The second error is telling you that the Intelligence column is longer than your target column and therefore its failing. I expect this is the true issue.
You can either
expand the size of your target column to cover the larger input
or
switch the Error Output of the component to "Ignore failure" on Truncation
I was having the very same issue, and although I tried numerous suggestions from searching here, the option that worked for me was to convert the excel file to a CSV and use a bulk insert command instead.
This bypassed the need to edit mappings which wasn't working for me. I had a field that was not updating when I changed the field type.
Code below from this answer:
BULK INSERT TableName
FROM 'C:\SomeDirectory\my table.txt'
WITH
(
FIELDTERMINATOR = '\t',
ROWTERMINATOR = '\n'
)
GO
Importing using CSV is difficult as the import process doesn't know the max length for any field. Therefore when it hits a row longer than the initial column length it errors.
Simply save your csv file as a excel workbook and re import. You'll need to delete an existing tables that were created before failute last time.
As it's excel, it can obtain the correct field length when creating the table.

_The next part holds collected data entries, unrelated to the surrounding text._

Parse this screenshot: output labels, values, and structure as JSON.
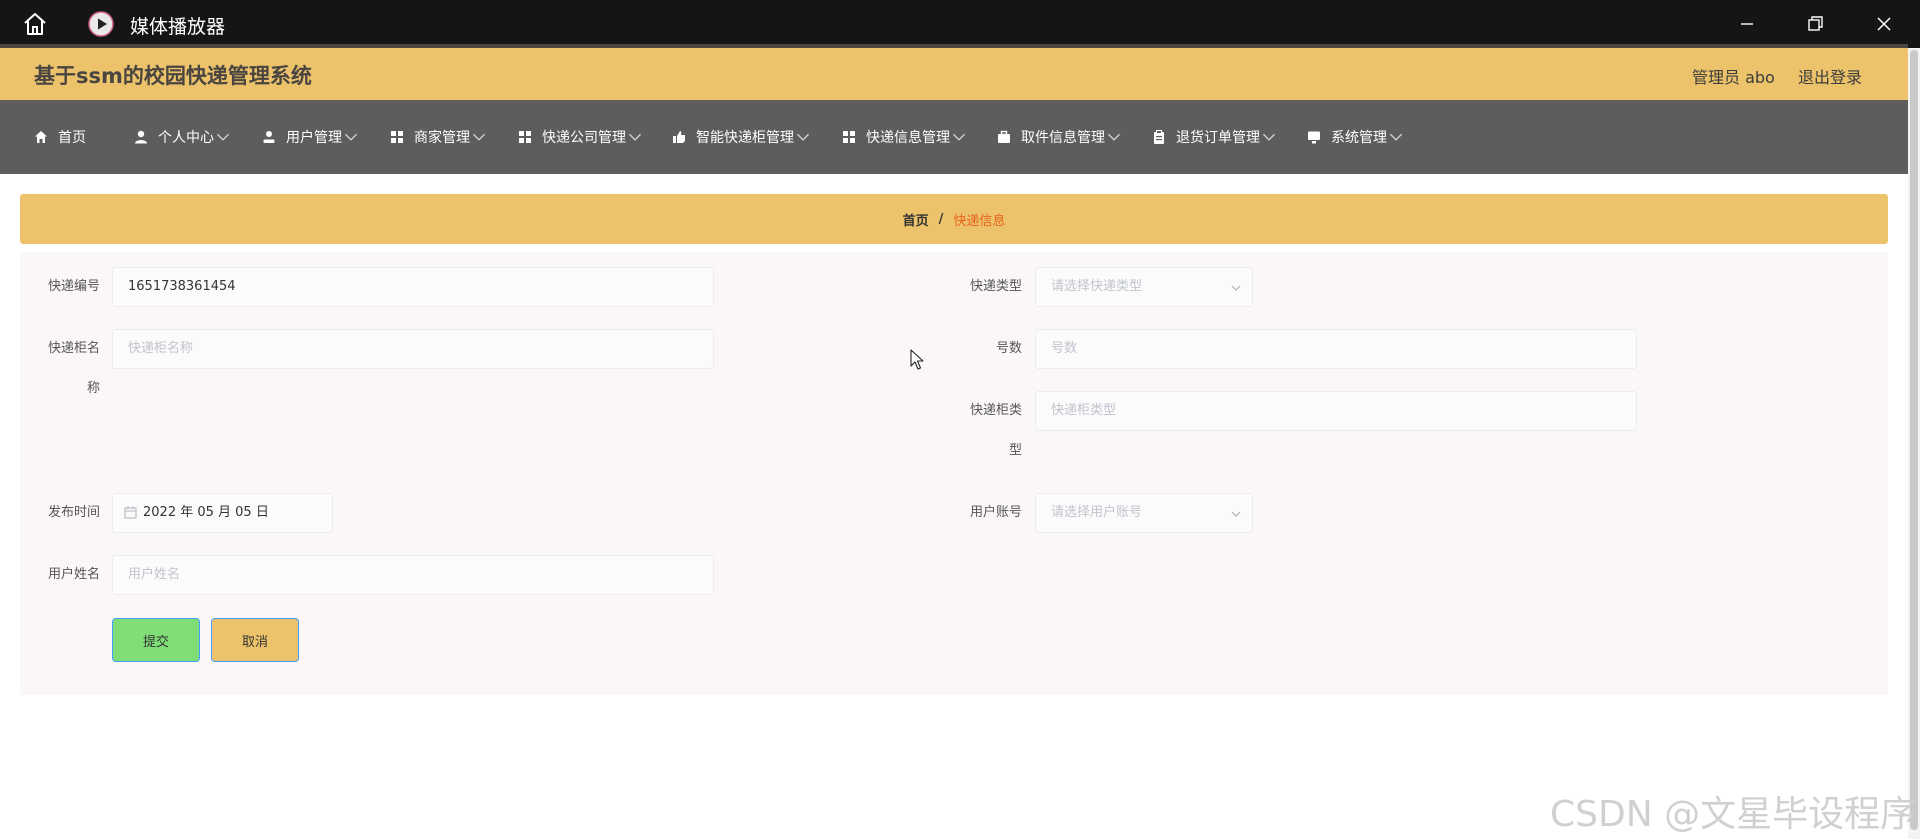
{
  "titlebar": {
    "title": "媒体播放器"
  },
  "header": {
    "app_title": "基于ssm的校园快递管理系统",
    "user_label": "管理员 abo",
    "logout_label": "退出登录"
  },
  "nav": {
    "items": [
      {
        "label": "首页",
        "icon": "home-icon"
      },
      {
        "label": "个人中心",
        "icon": "person-icon"
      },
      {
        "label": "用户管理",
        "icon": "user-icon"
      },
      {
        "label": "商家管理",
        "icon": "grid-icon"
      },
      {
        "label": "快递公司管理",
        "icon": "grid-icon"
      },
      {
        "label": "智能快递柜管理",
        "icon": "thumb-icon"
      },
      {
        "label": "快递信息管理",
        "icon": "grid-icon"
      },
      {
        "label": "取件信息管理",
        "icon": "briefcase-icon"
      },
      {
        "label": "退货订单管理",
        "icon": "clipboard-icon"
      },
      {
        "label": "系统管理",
        "icon": "monitor-icon"
      }
    ]
  },
  "breadcrumb": {
    "home": "首页",
    "separator": "/",
    "current": "快递信息"
  },
  "form": {
    "express_no": {
      "label": "快递编号",
      "value": "1651738361454"
    },
    "express_type": {
      "label": "快递类型",
      "placeholder": "请选择快递类型"
    },
    "cabinet_name": {
      "label": "快递柜名称",
      "placeholder": "快递柜名称"
    },
    "number": {
      "label": "号数",
      "placeholder": "号数"
    },
    "cabinet_type": {
      "label": "快递柜类型",
      "placeholder": "快递柜类型"
    },
    "publish_time": {
      "label": "发布时间",
      "value": "2022 年 05 月 05 日"
    },
    "user_account": {
      "label": "用户账号",
      "placeholder": "请选择用户账号"
    },
    "user_name": {
      "label": "用户姓名",
      "placeholder": "用户姓名"
    }
  },
  "buttons": {
    "submit": "提交",
    "cancel": "取消"
  },
  "watermark": "CSDN @文星毕设程序",
  "colors": {
    "header_bg": "#ecc36a",
    "nav_bg": "#5f5c5c",
    "breadcrumb_current": "#e7621c",
    "submit_bg": "#7fde75",
    "cancel_bg": "#ecc36a"
  }
}
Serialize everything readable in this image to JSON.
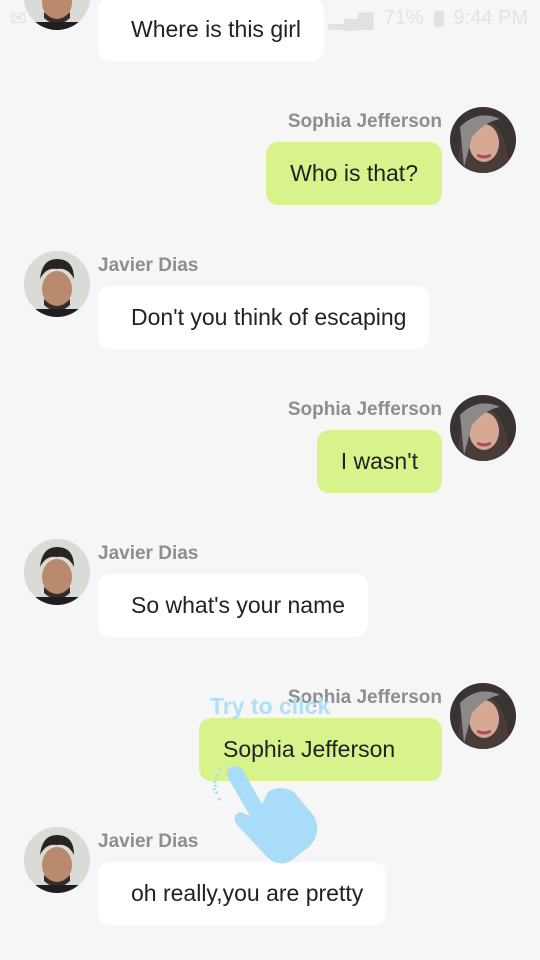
{
  "status_bar": {
    "battery": "71%",
    "time": "9:44 PM"
  },
  "messages": [
    {
      "side": "left",
      "name": "",
      "text": "Where is this girl",
      "avatar": "male-avatar"
    },
    {
      "side": "right",
      "name": "Sophia Jefferson",
      "text": "Who is that?",
      "avatar": "female-avatar"
    },
    {
      "side": "left",
      "name": "Javier Dias",
      "text": "Don't you think of escaping",
      "avatar": "male-avatar"
    },
    {
      "side": "right",
      "name": "Sophia Jefferson",
      "text": "I wasn't",
      "avatar": "female-avatar"
    },
    {
      "side": "left",
      "name": "Javier Dias",
      "text": "So what's your name",
      "avatar": "male-avatar"
    },
    {
      "side": "right",
      "name": "Sophia Jefferson",
      "text": "Sophia Jefferson",
      "avatar": "female-avatar"
    },
    {
      "side": "left",
      "name": "Javier Dias",
      "text": "oh really,you are pretty",
      "avatar": "male-avatar"
    }
  ],
  "hint": {
    "text": "Try to click",
    "icon": "pointing-hand-icon"
  },
  "colors": {
    "background": "#f6f6f6",
    "outgoing_bubble": "#d8f38b",
    "incoming_bubble": "#ffffff",
    "name_text": "#8e8e8e",
    "hint": "#aee0fa"
  }
}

I was getting the same error while importing from Excel to SQL Server 2008. I was able to do it by exporting from xlsx to csv and then importing the csv file into Sql Server. Yes, I had to adjust the columns length by hand but it worked just fine!
I was having the same problem and had to manually go through Excel to find the problem. One time saver, if you click Report -> View Report at the bottom, it will open up a new window. If you scroll all the way to the bottom of the report, it will tell you how many rows were processed. It doesn't necessarily mean that the problem is in the next row, but at least you can skip going through all the rows before that.

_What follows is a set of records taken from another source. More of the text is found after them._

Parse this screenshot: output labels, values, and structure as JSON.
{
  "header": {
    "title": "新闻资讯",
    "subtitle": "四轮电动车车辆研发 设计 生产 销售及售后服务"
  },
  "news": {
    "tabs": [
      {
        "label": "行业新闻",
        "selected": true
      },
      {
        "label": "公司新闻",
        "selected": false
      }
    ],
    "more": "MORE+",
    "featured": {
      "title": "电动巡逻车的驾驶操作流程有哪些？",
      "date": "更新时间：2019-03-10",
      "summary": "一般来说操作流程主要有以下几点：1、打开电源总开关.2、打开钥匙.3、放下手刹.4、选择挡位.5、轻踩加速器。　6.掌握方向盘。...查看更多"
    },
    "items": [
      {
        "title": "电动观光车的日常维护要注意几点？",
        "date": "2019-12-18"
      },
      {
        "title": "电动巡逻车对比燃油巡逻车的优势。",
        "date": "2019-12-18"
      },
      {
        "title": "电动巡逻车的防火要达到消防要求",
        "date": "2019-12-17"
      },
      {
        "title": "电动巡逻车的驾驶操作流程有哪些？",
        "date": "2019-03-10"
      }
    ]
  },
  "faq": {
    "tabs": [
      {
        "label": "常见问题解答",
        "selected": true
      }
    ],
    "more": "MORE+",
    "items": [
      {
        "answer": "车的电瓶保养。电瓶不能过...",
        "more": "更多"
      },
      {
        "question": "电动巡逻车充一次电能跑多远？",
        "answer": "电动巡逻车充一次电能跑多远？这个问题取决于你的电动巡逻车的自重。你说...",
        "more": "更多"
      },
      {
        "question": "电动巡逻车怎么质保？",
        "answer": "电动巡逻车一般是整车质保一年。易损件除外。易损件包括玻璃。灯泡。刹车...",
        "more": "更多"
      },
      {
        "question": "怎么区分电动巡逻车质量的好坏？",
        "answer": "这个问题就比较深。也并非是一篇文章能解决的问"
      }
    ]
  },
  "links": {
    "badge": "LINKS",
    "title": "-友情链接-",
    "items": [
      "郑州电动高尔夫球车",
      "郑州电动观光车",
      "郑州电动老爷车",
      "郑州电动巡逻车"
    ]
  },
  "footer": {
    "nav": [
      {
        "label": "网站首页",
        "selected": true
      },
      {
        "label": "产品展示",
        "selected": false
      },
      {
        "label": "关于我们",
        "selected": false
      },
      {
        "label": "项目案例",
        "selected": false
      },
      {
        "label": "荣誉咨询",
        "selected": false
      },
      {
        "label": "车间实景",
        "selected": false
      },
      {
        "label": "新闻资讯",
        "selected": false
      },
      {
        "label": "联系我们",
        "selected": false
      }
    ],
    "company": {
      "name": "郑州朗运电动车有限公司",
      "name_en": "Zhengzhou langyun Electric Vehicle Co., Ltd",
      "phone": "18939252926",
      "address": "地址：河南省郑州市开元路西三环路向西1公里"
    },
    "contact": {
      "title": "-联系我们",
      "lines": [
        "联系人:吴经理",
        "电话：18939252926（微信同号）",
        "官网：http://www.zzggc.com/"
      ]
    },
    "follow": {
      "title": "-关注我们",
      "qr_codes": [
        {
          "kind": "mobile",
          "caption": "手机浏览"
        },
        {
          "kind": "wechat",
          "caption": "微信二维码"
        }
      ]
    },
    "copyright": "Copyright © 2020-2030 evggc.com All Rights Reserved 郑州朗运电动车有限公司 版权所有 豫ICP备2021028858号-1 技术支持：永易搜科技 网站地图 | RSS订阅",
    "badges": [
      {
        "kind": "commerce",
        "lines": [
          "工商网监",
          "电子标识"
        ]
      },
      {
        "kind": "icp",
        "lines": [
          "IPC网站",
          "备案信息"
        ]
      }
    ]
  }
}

What I did next in Excel was take only the amount of characters that would fit into SQL (i.e. LEFT([Column], 255) and truncate the rest.
It is not ideal, but it worked in my case.
Export
You need to change "On Error" option to Ignore and "On Truncation" option to Ignore in Review Data Type Mapping.
This will solve the problem.
I am not sure, if anyone has tried this or not:
Copy the content of the file from excel .xls or whatever excel format it is in currently and paste it into new excel file as value. Save the file in .xlsx format and try importing again with sql server.
It will be a success!!
It is enough to place the biggest length in the first row. Then it functions.